STEVE JOHNSON BECAME AN NHRA SUPERSTAR BY FIRST BECOMING THE MAN IN THE BOX

 

Many of today's top drag racers had humble beginnings. 

Nothing says humble like having your race vehicle air-freighted to the race in a crate, and parked underneath a flatbed trailer. 

Pro Stock Motorcycle veteran Steve Johnson has yet to find anyone who can match his initial foray into the world of major league drag racing with the NHRA. 

An admitted street racer, Johnson knew he needed to find a safer diversion to his need for speed, and believed the NHRA platform was the perfect opportunity for him to become a professional drag racing. 

In a racing world where the popular choice of race vehicle transportation was a Chaparral trailer of even, a box truck or on the high end, an 18-wheeler. Johnson wasn't at the time living in the world of high cotton. 

Circumstances dictated which direction Johnson went in as 399 races ago; he made his debut at the 1987 NHRA Summernationals in Englishtown, NJ. 

"I had a ride with somebody to go from California to New Jersey, and he canceled on me at the last minute," Johnson explained. "And then, I’m like, ‘Well we were already entered, do we want to go? We’re all set."

If one spends any time at all with Johnson, a racer who clearly races with success on limited means, they'll know in the college of hard knocks he majored in resourcefulness. 

The ever-entertaining Johnson gathered his friends to enable him in his bid to become what was likely a first for NHRA championship drag racing. 

"We built a crate and shipped it," Johnson said, matter-of-factly, cracking a smile.  

Friends beware if you buddy up with Johnson, be not surprised if the Californian now transplanted in Alabama, asks for a favor outside of the norm. 

"A buddy of mine worked at BMW, and they used a shipper, and we air freighted it," Johnson admitted. "It was 680 pounds, wooden crate, and they dumped it off in Englishtown."

When the shipper delivered the prized cargo, they found a prominent place to park it. Let's just say Johnson's fledgling team had waterfront accommodations. 

"About 30 years ago the pond area wasn’t as fancy," Johnson recalled. "It wasn’t even paved over there. So there was a flatbed trailer in the pit area for the motorcycles. We didn’t get treated real good in the beginning. But I guess we were lucky to be there."

Let's paint a picture, image the finely prepared 18-wheeler of the Budweiser King Kenny Bernstein, and 50 yards to the right there was Johnson and his wooden crate. 

"Well there was the flatbed trailer there, with my crate underneath it," Johnson said of his unique motorcycle utopia. "It was perfect; so when it rained, I was protected." 

To Johnson, he was in Heaven.
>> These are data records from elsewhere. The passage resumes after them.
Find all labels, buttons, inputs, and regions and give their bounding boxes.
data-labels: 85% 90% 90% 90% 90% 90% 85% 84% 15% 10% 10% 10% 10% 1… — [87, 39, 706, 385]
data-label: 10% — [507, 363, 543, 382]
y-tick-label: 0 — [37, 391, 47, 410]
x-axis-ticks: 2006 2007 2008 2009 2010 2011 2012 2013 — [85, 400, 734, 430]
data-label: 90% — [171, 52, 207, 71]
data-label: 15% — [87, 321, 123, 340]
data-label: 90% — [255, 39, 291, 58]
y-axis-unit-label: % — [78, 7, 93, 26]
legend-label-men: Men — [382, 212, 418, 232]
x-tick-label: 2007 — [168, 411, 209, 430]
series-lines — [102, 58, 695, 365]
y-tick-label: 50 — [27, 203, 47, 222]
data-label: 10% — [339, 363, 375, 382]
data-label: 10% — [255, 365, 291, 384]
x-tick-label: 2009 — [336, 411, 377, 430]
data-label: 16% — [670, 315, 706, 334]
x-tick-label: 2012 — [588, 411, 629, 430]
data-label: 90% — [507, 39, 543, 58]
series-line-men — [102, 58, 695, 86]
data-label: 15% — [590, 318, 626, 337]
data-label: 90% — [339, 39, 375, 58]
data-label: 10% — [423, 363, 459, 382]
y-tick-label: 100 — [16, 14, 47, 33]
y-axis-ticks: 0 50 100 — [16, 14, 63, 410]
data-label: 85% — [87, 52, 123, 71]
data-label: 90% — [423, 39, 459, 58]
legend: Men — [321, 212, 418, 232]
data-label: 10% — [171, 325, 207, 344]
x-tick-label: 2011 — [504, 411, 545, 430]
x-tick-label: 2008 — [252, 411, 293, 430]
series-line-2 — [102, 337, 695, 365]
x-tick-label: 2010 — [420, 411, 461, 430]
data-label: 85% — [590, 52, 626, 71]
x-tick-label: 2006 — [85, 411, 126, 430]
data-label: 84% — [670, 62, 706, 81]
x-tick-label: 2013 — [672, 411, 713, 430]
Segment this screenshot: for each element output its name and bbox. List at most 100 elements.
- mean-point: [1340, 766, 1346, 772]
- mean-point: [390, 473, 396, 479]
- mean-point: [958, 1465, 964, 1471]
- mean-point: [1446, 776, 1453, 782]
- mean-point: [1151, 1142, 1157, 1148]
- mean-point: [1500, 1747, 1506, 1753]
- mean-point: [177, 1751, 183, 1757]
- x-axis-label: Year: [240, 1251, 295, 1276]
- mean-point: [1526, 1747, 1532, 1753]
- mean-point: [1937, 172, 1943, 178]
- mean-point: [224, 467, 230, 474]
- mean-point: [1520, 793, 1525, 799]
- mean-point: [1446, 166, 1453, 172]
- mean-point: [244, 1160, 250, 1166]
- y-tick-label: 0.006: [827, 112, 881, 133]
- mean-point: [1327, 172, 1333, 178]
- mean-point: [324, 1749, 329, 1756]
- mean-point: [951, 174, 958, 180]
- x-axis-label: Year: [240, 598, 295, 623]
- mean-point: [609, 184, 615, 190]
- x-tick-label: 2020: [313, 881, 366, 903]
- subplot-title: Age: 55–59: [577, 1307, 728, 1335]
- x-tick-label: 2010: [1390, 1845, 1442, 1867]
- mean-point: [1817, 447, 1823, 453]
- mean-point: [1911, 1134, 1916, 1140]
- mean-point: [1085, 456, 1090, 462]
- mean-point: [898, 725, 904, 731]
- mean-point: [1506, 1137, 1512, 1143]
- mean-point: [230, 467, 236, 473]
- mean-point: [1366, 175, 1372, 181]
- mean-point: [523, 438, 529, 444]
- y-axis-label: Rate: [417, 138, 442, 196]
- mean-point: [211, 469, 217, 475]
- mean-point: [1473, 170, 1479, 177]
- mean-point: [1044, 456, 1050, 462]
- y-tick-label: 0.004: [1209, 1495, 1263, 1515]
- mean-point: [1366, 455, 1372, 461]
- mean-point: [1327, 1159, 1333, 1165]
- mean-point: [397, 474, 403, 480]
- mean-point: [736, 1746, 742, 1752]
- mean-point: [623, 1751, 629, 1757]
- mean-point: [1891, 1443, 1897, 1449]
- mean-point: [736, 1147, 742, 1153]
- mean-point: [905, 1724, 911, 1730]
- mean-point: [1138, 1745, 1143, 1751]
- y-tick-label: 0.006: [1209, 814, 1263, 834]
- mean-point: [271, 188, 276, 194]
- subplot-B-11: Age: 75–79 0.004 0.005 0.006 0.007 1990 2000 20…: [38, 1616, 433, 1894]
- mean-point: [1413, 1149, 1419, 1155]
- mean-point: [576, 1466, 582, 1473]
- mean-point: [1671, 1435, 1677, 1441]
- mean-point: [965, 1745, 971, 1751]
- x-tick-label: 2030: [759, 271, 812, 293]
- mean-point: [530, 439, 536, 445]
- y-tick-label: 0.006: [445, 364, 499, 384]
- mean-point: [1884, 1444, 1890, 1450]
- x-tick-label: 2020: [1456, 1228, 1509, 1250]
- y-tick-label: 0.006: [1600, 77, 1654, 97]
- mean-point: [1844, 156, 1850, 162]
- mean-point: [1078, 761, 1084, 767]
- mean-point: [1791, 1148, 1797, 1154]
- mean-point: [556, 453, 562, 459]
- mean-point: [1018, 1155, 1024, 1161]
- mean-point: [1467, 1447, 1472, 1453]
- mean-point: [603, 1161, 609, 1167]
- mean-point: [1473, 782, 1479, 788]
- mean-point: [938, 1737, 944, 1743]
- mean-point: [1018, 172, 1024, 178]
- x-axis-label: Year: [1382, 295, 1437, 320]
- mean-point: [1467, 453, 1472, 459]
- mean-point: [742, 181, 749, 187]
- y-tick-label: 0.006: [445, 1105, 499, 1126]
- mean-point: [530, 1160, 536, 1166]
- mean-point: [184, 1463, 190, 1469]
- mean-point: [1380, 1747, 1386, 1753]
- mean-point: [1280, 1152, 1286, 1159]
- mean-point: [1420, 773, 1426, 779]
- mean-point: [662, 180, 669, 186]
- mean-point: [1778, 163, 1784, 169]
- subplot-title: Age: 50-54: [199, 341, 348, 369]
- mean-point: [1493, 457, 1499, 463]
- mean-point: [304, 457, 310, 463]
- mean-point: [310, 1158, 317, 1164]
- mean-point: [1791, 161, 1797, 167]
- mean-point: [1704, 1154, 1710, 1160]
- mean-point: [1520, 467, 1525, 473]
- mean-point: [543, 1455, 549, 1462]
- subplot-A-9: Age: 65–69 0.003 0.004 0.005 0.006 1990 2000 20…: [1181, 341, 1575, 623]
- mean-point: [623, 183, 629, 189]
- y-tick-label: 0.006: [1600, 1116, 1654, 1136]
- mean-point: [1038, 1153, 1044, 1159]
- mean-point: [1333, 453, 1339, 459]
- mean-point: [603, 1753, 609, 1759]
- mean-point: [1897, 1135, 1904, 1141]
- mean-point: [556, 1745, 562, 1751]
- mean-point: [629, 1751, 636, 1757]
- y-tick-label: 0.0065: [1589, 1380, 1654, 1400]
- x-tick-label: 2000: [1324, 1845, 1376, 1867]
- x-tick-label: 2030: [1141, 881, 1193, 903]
To his better financed Pro Stock Motorcycle counterparts, it was as if the Beverly Hillbillies had taken up two-wheeled drag racing. 

"We did have a hotel," Johnson said, boastfully. "Saturday morning I came back and [the fellow racers] had taken sharpies and spray painted wheels on my crate to make it look like a trailer."

Johnson was honored with the gesture because he was just happy to be there.

"We were street racers, and people were dying, and it was dangerous," Johnson said. "And NHRA provided, not to be a suck up; but they provided an opportunity for us to keep our racing going along. And we loved it, so we got involved, and we were at the race, and we were at an NHRA National event racing Pro Stock. It’s like, ‘Wow."

"That’s what we talked about at the street races, how cool that would be."

In the same vein of what goes up must come down, Johnson employed the same resourcefulness to get his Suzuki home. 

Enter Paul LeSage, then the NHRA's official welder, and he brokered a deal for Johnson's Suzuki to hitch a ride back to California with Blaine and Alan Johnson. 

"So they literally put my motorcycle in their Top Fuel trailer on the stairs between the lounge, that’s the only place they had," Johnson revealed. "That’s how cool this sport is, and that’s how cool some of the owners are."

Johnson didn't have an abundance of cash to offer the Johnsons without it looking like a joke, so he instead brought in a measure of the barter system. 

"We drove our pickup truck to go get our motorcycle," Johnson explained. "I bought Everett (Blaine and Alan's Father) beer, cookies and potato chips.  I just didn’t want to show up empty-handed, you know. He was very appreciative."

Thirty years later, Johnson's team rolled through the gates at Route 66 Raceway with an 18-wheeler. Indeed, Johnson agrees it's been a long, strange trip.

And before you laugh too hard at Johnson's maiden voyage to major league drag racing, you might want to reserve the embarrassment to the Pro Stock Motorcycle racer who lost in the first round to him. He had a nice motorhome and an enclosed trailer.